Le talon d'Achille des infrastructures

Les rares touristes qui franchissent le pas se heurtent ensuite au manque criant d'infrastructures adaptées. Malgré quelques timides avancées, l'Algérie reste très en deçà des standards internationaux, tant en quantité qu'en qualité. Avec à peine 110 000 lits, la capacité hôtelière est trois à quatre fois inférieure à celle de la Tunisie ou du Maroc. Les établissements sont souvent vétustes, mal répartis et peu diversifiés.

Même constat pour les transports : en dehors d'Alger, les aéroports sont vieillissants et mal desservis. Quant au réseau routier et autoroutier, il demeure très lacunaire, rendant difficile les déplacements à l'intérieur du pays. Des carences qui pénalisent lourdement les tour-opérateurs et freinent la mise en tourisme des innombrables trésors du pays, des ruines romaines de Tipaza aux oasis de Djanet.

L'épineuse question de l'intégrisme religieux

Enfin, le développement touristique algérien se heurte aussi aux résistances d'une frange conservatrice de la société, qui voit d'un mauvais oeil l'arrivée de visiteurs perçus comme "impudiques". Dans certaines régions reculées, les comportements des touristes en tenue légère sont vécus comme une agression des valeurs traditionnelles.
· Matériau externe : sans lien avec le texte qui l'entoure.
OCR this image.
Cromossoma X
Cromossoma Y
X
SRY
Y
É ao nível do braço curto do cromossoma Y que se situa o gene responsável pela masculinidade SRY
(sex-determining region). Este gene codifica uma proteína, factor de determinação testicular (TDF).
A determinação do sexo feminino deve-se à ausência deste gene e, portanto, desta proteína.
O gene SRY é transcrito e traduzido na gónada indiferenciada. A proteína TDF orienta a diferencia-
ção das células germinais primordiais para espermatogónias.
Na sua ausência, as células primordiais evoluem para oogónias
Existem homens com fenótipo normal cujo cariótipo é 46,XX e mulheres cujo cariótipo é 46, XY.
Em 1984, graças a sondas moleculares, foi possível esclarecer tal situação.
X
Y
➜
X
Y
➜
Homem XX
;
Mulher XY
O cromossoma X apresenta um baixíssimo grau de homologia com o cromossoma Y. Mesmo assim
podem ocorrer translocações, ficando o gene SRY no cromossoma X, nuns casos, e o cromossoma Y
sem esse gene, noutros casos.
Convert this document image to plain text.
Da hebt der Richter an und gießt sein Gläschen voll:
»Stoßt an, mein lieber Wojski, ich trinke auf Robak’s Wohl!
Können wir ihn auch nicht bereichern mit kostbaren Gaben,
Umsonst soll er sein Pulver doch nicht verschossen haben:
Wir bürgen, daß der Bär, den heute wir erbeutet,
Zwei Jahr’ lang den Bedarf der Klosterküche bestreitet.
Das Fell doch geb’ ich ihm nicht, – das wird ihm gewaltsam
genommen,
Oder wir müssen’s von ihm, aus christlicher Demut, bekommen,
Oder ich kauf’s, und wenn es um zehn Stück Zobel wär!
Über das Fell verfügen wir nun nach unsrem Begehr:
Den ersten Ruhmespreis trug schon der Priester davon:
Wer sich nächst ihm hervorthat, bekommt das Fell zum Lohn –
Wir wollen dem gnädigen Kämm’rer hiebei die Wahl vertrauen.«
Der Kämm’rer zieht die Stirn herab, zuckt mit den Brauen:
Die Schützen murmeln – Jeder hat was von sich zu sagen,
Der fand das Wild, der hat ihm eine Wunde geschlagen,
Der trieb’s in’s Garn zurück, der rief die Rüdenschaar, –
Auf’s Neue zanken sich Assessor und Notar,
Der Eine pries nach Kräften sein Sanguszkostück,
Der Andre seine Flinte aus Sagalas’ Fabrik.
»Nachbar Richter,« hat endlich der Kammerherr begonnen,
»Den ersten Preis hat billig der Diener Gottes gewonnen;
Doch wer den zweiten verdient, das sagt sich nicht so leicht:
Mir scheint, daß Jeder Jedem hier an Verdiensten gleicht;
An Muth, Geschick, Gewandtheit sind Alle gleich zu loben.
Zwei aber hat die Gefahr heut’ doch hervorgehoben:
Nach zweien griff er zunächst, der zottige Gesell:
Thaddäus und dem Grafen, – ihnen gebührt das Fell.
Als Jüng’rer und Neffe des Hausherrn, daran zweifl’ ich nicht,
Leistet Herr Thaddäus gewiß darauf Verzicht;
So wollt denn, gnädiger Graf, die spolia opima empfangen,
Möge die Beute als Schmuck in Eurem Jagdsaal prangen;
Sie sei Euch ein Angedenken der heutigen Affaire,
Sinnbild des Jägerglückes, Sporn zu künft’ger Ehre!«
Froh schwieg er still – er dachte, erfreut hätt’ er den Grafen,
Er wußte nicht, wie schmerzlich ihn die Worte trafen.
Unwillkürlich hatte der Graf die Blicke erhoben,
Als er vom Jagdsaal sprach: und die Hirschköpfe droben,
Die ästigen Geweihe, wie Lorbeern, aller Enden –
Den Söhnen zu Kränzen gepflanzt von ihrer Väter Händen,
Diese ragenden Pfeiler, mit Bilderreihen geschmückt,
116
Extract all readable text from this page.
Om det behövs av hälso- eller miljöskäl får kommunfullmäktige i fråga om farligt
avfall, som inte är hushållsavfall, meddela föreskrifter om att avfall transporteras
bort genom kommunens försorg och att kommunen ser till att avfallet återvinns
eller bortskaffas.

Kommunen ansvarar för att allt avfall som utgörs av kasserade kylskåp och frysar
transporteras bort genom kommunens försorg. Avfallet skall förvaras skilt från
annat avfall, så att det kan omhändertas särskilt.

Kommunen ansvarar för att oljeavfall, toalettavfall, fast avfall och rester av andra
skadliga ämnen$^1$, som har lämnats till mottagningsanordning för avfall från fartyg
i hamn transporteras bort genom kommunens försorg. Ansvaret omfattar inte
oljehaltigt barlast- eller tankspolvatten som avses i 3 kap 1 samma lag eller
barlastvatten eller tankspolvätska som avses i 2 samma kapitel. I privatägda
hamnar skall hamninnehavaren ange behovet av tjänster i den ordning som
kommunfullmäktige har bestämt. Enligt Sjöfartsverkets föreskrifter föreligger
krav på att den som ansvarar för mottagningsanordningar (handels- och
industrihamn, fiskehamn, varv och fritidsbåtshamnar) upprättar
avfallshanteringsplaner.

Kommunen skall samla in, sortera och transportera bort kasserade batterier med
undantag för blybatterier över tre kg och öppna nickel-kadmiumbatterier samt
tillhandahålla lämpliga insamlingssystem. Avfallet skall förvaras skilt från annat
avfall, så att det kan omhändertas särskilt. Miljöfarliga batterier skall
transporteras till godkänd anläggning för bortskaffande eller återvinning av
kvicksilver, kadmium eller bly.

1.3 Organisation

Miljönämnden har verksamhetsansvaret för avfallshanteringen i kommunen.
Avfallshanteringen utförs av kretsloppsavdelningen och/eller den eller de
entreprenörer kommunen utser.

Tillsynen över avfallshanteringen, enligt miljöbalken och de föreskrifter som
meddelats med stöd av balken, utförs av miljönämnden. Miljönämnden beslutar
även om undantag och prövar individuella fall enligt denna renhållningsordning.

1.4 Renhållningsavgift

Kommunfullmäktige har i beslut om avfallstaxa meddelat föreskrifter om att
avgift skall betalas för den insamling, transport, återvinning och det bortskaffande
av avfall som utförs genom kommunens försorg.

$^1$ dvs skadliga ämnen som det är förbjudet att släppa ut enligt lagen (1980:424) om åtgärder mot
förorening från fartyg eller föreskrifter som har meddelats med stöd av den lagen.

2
Prêches hostiles, tags anti-touristes, parfois même agressions verbales ou physiques... Un climat de défiance savamment entretenu par les tenants d'un islam rigoriste, mais soigneusement occulté par les autorités.

Malgré ces freins persistants, l'Algérie conserve de solides atouts pour faire décoller son tourisme. Le pays commence à prendre conscience de la nécessité de miser sur un "tourisme durable et de niche", axé sur l'écotourisme, le patrimoine et les rencontres authentiques. Des segments porteurs et adaptés au profil d'une clientèle plus aisée et culturelle, comme le montre l'essor timide du tourisme saharien ces dernières années.

Surtout, l'Algérie bénéficie d'un capital sympathie intact auprès des connaisseurs, séduits par la beauté de ses paysages et la chaleur de son accueil. "Les Algériens sont incroyables, surtout les plus modestes, s'enthousiasme un routard français habitué du pays. Leur hospitalité n'a pas d'égal, on sent un vrai lien humain qu'on ne trouve plus ailleurs." Un trésor d'humanité qui, s'il était mieux mis en valeur, pourrait faire de l'Algérie la nouvelle pépite touristique du Maghreb.